Wanted: bright, college graduates interested in becoming nurses. No nursing background needed.
That's the pitch Medical College of Ohio is making with the start of a master's of science degree in nursing geared toward those seeking a career change. Ohio's board of nursing approved the program yesterday.
Jeri Milstead, dean of the nursing school, said the timing of the new master's degree makes perfect sense.
A nationwide nursing shortage means hospitals are desperate for nurses. Even the poor economy hasn't slowed that demand, as a glance at the Sunday want ads in The Blade illustrates. With local starting salaries for nurses averaging about $35,000, combined with flexible work hours, a nursing career can be an attractive option.
But in addition to those factors, Ms. Milstead said she and her colleagues are hearing from more and more people without a medical background who are tired of their jobs.
“People call us and say, `I've got a bachelor's degree, but it's not in nursing and I think I want to be a nurse,'” Ms. Milstead said.
MCO expects to enroll 10 students this fall and 24 annually after than. Tuition will be $15,000 annually for in-state students and $25,000 annually for out-of-state students.
Currently, MCO provides nursing education as part of a four-year bachelor's degree program that is run in collaboration with the University of Toledo and Bowling Green State University. MCO will remain a part of that collaboration. Ms. Milstead said MCO wants to provide an option for college graduates who don't want to return to college for another bachelor's degree and spend more time than necessary in school.
Many schools offer master's degrees in nursing, but most focus on nurses who have gone on to specialize in a particular area. MCO's program would be a generic program. Graduates, after taking two years of course and clinical work, would take their nursing exams and go on to become nurses in hospitals, doctors' offices, or wherever they want to go.
Robert Rosseter, director of public affairs for the American Association of Colleges of Nursing, said more colleges are trying generic nursing master's programs like MCO. He said in 1990 there were 12 such programs, and now there are 34 such programs, with 18 more in development.

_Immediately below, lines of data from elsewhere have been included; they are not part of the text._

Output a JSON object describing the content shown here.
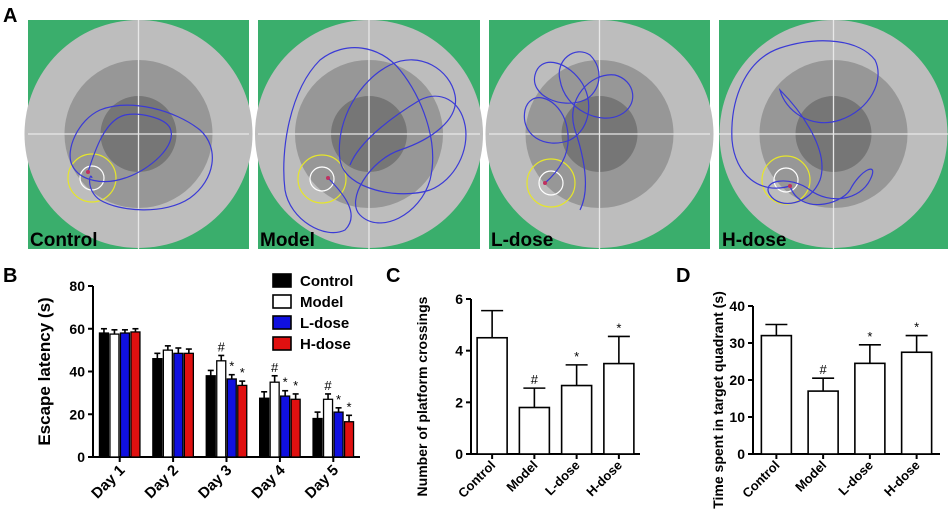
{
  "panel_labels": {
    "a": "A",
    "b": "B",
    "c": "C",
    "d": "D"
  },
  "maze_panels": [
    {
      "label": "Control"
    },
    {
      "label": "Model"
    },
    {
      "label": "L-dose"
    },
    {
      "label": "H-dose"
    }
  ],
  "colors": {
    "background_green": "#3aae6c",
    "pool_outer": "#bdbdbd",
    "pool_mid": "#979797",
    "pool_inner": "#767676",
    "path": "#3a3ad6",
    "target_ring": "#e6e62a",
    "control": "#000000",
    "model": "#ffffff",
    "l_dose": "#1010e0",
    "h_dose": "#e01010"
  },
  "chart_data": [
    {
      "type": "bar",
      "panel": "B",
      "title": "",
      "xlabel": "",
      "ylabel": "Escape latency (s)",
      "ylim": [
        0,
        80
      ],
      "yticks": [
        0,
        20,
        40,
        60,
        80
      ],
      "categories": [
        "Day 1",
        "Day 2",
        "Day 3",
        "Day 4",
        "Day 5"
      ],
      "legend": [
        "Control",
        "Model",
        "L-dose",
        "H-dose"
      ],
      "legend_position": "top-right",
      "series": [
        {
          "name": "Control",
          "values": [
            58,
            46,
            38,
            27.5,
            18
          ],
          "errors": [
            2,
            2.5,
            2.5,
            3,
            3
          ],
          "marks": [
            "",
            "",
            "",
            "",
            ""
          ]
        },
        {
          "name": "Model",
          "values": [
            57.5,
            50,
            45,
            35,
            27
          ],
          "errors": [
            2,
            2,
            2.5,
            3,
            2.5
          ],
          "marks": [
            "",
            "",
            "#",
            "#",
            "#"
          ]
        },
        {
          "name": "L-dose",
          "values": [
            58,
            48.5,
            36.5,
            28.5,
            21
          ],
          "errors": [
            1.5,
            2.5,
            2,
            2.5,
            2
          ],
          "marks": [
            "",
            "",
            "*",
            "*",
            "*"
          ]
        },
        {
          "name": "H-dose",
          "values": [
            58.5,
            48.5,
            33.5,
            27,
            16.5
          ],
          "errors": [
            1.5,
            2,
            2,
            2.5,
            3
          ],
          "marks": [
            "",
            "",
            "*",
            "*",
            "*"
          ]
        }
      ]
    },
    {
      "type": "bar",
      "panel": "C",
      "title": "",
      "xlabel": "",
      "ylabel": "Number of platform crossings",
      "ylim": [
        0,
        6
      ],
      "yticks": [
        0,
        2,
        4,
        6
      ],
      "categories": [
        "Control",
        "Model",
        "L-dose",
        "H-dose"
      ],
      "values": [
        4.5,
        1.8,
        2.65,
        3.5
      ],
      "errors": [
        1.05,
        0.75,
        0.8,
        1.05
      ],
      "marks": [
        "",
        "#",
        "*",
        "*"
      ]
    },
    {
      "type": "bar",
      "panel": "D",
      "title": "",
      "xlabel": "",
      "ylabel": "Time spent in target quadrant (s)",
      "ylim": [
        0,
        40
      ],
      "yticks": [
        0,
        10,
        20,
        30,
        40
      ],
      "categories": [
        "Control",
        "Model",
        "L-dose",
        "H-dose"
      ],
      "values": [
        32,
        17,
        24.5,
        27.5
      ],
      "errors": [
        3,
        3.5,
        5,
        4.5
      ],
      "marks": [
        "",
        "#",
        "*",
        "*"
      ]
    }
  ]
}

Vanderbilt University school of nursing in Tennessee has offered a master's degree in nursing open to those without nursing backgrounds since 1987, and the program has proven to be popular.
“We've got students from music to accounting to biology to philosophy,” said Linda Norman, senior associate dean for academics at Vanderbilt's nursing school. “These are people who are very interested in working in the health-care field. [They change careers] because they want to do something that will make a meaningful contribution to society.”